## Reduce Complexity of Model
As we've seen in creating Supervised and Unsupervised Machine Learning models, the number of predictors plays a large role in each model. The more predictors we have, the more complex the model and the higher risk of overfitting our training data in a way that is not predictive. So the major question is: how do we reduce the complexity of our model without indescriminantly throwing out data? 

## Feature Selection or Feature Projection?

There are two general methods to reducing the number for features in your model: selection and projection. 

**Feature Selection** involves systematically choosing a smaller set of features to focus on and removing the rest. For example, consider our 13-feature wine dataset. One could systematically create Decision Tree models for every possible 4-feature combination *(715 combinations in total)* and compare the resulting five-fold cross-validation accuracy averages to determine the 4 features to keep. 

**Feature Projection** involves mathematically combining multiple features into new, singular "Frankenstein" features. Principal Component Analysis (PCA) is such a method, where the principal axes are linear combinations of multiple features. This still results in loss of data, but in a "mathematically minimal" way. Explaining the mathematics behind these methods is beyond the scope of this survey course and is best revisited after taking a Linear Algebra course.

## Feature Selection Example - Combinatorial Optimization
Let's write out the code to reduce our 13-feature wine dataset down to 2 features. 

In [21]:
import pandas as pd
import numpy as np
from sklearn.datasets import load_wine
from sklearn.tree import DecisionTreeClassifier

from itertools import combinations
from sklearn.model_selection import cross_val_score

In [37]:
def create_all_feature_dicts(df, subset_n):
    features = df.keys()
    all_subsets = list(combinations(features, subset_n))

    list_of_feature_dicts = []
    name_index = 0
    for subset in all_subsets:
        temp_dict = {
            'name': f'model_{name_index}',
            'features': list(subset), 
            'reduced_df': df[list(subset)], 
            'target': wine.target,
            'model': DecisionTreeClassifier()
        }
        list_of_feature_dicts.append(temp_dict)
        name_index += 1

    return list_of_feature_dicts

def run_cross_val(dict, cv_n):
    model = dict['model']
    X = dict['reduced_df']
    y = dict['target']
    all_scores = cross_val_score(model, X, y, cv=cv_n)

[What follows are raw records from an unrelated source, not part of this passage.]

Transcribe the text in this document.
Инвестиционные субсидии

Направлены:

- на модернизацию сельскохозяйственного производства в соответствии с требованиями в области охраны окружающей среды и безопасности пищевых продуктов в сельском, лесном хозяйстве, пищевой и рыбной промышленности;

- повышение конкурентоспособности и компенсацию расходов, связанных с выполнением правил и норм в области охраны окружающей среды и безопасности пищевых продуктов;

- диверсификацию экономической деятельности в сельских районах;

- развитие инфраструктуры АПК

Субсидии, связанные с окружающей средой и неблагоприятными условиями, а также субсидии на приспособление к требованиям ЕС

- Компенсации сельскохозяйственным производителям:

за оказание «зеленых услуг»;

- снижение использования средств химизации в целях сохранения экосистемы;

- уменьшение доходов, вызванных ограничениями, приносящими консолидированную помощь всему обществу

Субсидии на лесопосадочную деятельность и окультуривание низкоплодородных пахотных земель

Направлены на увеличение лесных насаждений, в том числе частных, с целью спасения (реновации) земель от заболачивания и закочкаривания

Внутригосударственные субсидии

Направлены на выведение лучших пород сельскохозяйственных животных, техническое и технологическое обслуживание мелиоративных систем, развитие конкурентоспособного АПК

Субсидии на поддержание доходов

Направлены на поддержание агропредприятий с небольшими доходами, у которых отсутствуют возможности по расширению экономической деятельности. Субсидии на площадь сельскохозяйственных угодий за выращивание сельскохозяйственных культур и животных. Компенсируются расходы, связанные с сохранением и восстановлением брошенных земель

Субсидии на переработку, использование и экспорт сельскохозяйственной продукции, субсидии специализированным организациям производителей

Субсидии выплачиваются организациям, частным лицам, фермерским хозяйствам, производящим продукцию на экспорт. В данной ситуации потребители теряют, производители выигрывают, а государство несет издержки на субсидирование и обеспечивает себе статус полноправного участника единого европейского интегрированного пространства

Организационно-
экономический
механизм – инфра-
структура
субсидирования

    dict['cross_val_scores'] = all_scores
    dict['cross_val_avg'] = np.mean(all_scores)
    return dict

def return_selected_dict(list_of_dicts, name):
    selected_dict = list(filter(lambda model: model['name'] == name, list_of_dicts))[0]
    return selected_dict

In [51]:
wine = load_wine()
list_of_feature_dicts = create_all_feature_dicts(pd.DataFrame(wine.data), 2)

list_of_cross_val_avg = []
list_of_model_names = []

for dict in list_of_feature_dicts:
    dict = run_cross_val(dict, 5)
    list_of_cross_val_avg.append(dict['cross_val_avg'])
    list_of_model_names.append(dict['name'])

sorted_model_names = [name for _, name in sorted(zip(list_of_cross_val_avg, list_of_model_names), reverse=True)]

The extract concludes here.